At the company I worked for there weren't any standby staff and it sounds like this is the case with op's work too as her phone is ringing constantly. I think most people would be happy to cover the occasional extra shift now and then but this clearly isn't the case here nor was it with me. I used to take the emergency overnight calls on occasion so I do know for a fact that we had no standby staff.

myBOYSareBONKERS Sun 06-Jan-13 22:26:40

My parents let all calls go to the answer phone. They then listen to who it is (and we know to talk randamly to give them chance to get to the phone) and either pick up or ignore it

Rockchick1984 Sun 06-Jan-13 23:48:10

When I worked in retail it was a similar set-up WRT staff shortages - you would just ring staff until you found someone who could cover. In all honesty, the staff who were flexible and would help out always got treated better eg if they needed time off for something management would be willing to bend over backwards to sort it but if it was someone go constantly refused to put themselves out the manager would do the bare minimum to help them out. Unfair maybe, but it's very much an attitude of why should I try to accommodate you when you won't do it for me? I'd treat friends that way if someone was all take and no give, so wouldn't expect my manager to treat me any differently!

higgle Mon 07-Jan-13 07:53:46

littlemiss06 - I've worked in two main sectors - law, where every thing is money driven and care, where the best carers see it as a vocation more than a job. For care providers the number one priority is ensuring that the service users get the care they need. Sometimes they become very frail or unwell in a short space of time and need extra support so it is good to have some staff who are prepared to work extra hours when needed. I'm surprised that some of the agencies referred to above have no contingency plans because when we are inspected by CQC they always ask how we cover sickness and absenteeism.

Panzee Mon 07-Jan-13 08:14:18

Some people seem to have the attitude that if you're not at work you are sat around watching Jeremy Kyle. People do have commitments outside the job you know.

ilikefestivitea Mon 07-Jan-13 08:21:33

The hospital ward I worked on were terrible for this. I just got and answer phone, told family and friends why I was screening calls. Just delete the messages from the company you work for and ignore them when they call.

ImKateandsoismywife Mon 07-Jan-13 09:42:08

I really resent this implication that if you turn down work you're not a good carer. I loved my job and the people I cared for but after years of being guilt tripped into taking on extra work to the point of working at least 70 hours every week, never having a day off and still being called constantly and asked to do more it was making me ill and I had to leave.

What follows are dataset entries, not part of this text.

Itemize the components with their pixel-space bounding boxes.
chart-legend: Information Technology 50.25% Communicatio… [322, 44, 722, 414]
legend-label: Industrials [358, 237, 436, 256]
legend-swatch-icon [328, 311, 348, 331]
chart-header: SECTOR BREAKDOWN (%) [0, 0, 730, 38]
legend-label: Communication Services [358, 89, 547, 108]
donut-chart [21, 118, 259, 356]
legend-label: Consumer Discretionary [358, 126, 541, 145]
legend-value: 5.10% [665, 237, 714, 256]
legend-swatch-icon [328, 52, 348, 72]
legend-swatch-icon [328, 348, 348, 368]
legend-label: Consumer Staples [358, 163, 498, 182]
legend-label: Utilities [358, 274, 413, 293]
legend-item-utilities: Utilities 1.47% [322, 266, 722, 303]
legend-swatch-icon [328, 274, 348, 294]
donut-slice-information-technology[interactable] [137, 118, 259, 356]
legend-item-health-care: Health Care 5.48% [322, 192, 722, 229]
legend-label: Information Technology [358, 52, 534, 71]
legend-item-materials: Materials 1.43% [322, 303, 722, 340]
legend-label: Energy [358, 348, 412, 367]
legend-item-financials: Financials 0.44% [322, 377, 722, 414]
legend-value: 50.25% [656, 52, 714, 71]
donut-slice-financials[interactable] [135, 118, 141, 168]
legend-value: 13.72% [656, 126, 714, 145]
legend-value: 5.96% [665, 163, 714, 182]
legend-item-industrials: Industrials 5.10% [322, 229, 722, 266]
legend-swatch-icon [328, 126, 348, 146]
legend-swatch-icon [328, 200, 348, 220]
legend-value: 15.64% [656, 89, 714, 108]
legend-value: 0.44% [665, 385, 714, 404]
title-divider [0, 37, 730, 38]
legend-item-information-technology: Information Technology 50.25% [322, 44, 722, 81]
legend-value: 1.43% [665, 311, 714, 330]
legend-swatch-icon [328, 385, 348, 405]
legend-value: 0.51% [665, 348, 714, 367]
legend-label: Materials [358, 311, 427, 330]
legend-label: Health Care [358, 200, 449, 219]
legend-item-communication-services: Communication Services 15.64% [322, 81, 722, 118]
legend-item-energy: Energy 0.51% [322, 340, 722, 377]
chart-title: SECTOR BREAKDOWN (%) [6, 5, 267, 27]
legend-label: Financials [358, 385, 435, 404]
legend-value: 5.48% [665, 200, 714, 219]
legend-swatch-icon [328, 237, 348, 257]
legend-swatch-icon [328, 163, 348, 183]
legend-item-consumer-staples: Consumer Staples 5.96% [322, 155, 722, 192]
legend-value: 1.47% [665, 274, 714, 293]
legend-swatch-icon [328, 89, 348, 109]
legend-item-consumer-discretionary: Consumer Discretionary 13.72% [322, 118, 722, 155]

dischordant Mon 07-Jan-13 11:46:05

Change your number to your mobile, then you can ignore it when you see it's them calling.

littlemiss06 Mon 07-Jan-13 13:47:54

ImKate totally agree! I have done extra shifts but I don't want to anymore because its just too hard with family, it doesn't mean I don't care because I care so much about the people I look after, ive always cared but I also have four children who need my care as well so I give the time I can but me not doing extra doesn't mean its because I don't care or because its just a job! Ive seen young girls come in all bubbly and jolly end up doing all these extra shifts like imKate says sometimes its meaning working 70 hours up and then they're ill and depressed and not enjoying work, how is that helping the residents, more staff less hours and better care, mistakes happen when people are working the hours they are at my place!